Hitachi Global Storage Technology is announcing a five-platter terabyte 3.5″ hard drive; and I just heard about a technique for building diode lasers that produce a dot size so small that a one terabyte optical CD is possible.

One TB in hand vs one TB in bush
Hitachi GST is to be congratulated on achieving the one TB milestone. According to the this morning’s Wall Street Journal (subscription required) HGST did it with five platters.

Seagate will ship a four platter one TB drive later this year that should also be cheaper since it won’t have an extra platter and two more read/write heads. Decisions, decisions.

Optical breakthrough
I saw in a TechRepublic blog this morning that a breakthrough in diode laser focusing is making it possible to build cheap diode lasers that can read and write dots that are smaller than the wavelength of the light they generate. This is huge. In a nanotechnology sense.

If you’ve been following the chipmaker’s march to smaller feature sizes over the last few decades, you’ve noted that they’ve been bumping up against this seemingly insurmountable problem: as feature sizes get smaller, they’ve had to go to shorter – now deep ultra-violet – wavelengths to produce those small features. Work has been going on with x-ray lithography for years, but the chip industry just hasn’t wanted to give up their tried-and-true optical technology.

What the physicists have created, as summarized on a Harvard website, is a nanoparticle-based optical antenna. They say:

Optical antennas are single or coupled metallic nanoparticles in which optical excitation of surface plasmons can produce very high intensities in the optical near field. . . . This design leads to a large intensity enhancement localized in the gap between the latter.

In other words, the optical antenna creates a very focused laser beam. How focused? It creates a dot with “subwavelength spatial resolution” meaning an 800 nanometer wavelength laser can produce a dot of a “few tens of nanometers”, or about a 100x improvement. Typically, the dot size is a ~5x multiple of the light’s wavelength.

Using this technique, the researchers invented

a photonic device which consists of a resonant optical antenna integrated on the facet of a commercial diode laser.

The scientists believe these antennae can be fabricated, using standard techniques, on current diode lasers.

They see applications for the technology in two storage areas – optical disks and heat-assisted magnetic recording – among other applications.

Optical disks you know about.

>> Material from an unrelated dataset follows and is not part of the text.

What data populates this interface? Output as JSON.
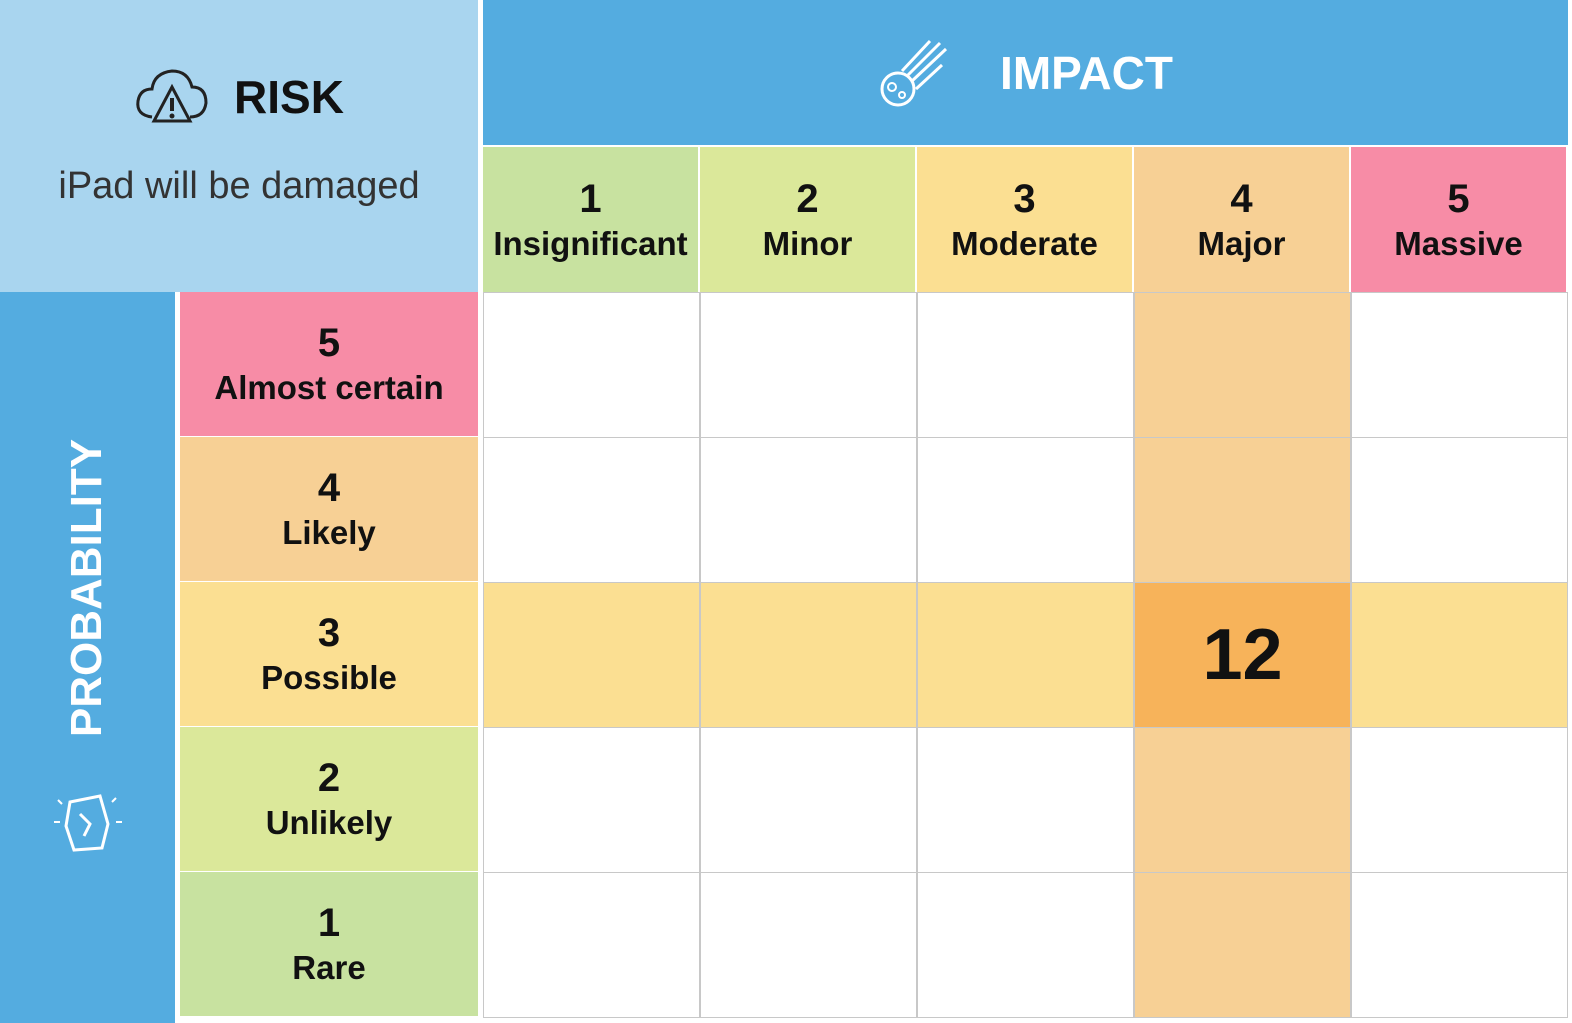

Heat-assisted magnetic recording (HAMR) heats small magnetic particles on a platter to make them easier to magnetize reliably, helping overcome the dreaded superparamagnetic limit. Smaller laser spot means smaller magnetic particles can be heated and magnetized.

The StorageMojo take
Assuming the technology can be commercialized – and that is no doubt at least five years away – we’ve added at least another decade of 40-50% areal density improvements to disk storage, both optical and magnetic.

It almost seems like yesterday when the first one GB 3.5″ hard drive – from Maxtor, I think – came to market in the early ’90s. So in the last ~15 years we’ve had a 1000x increase in capacity – 10x every five years.

Thus in 2022, we’ll have 3.5″ disks with a one petabyte capacity, if such a clumsy form factor is still in use. How about a 160 TB notebook drive? And Blu-ray will be a forgotten antique.

Comments welcome, of course. BTW, the first hard drive I ever had on a PC was a 5 MB Seagate. Whoa!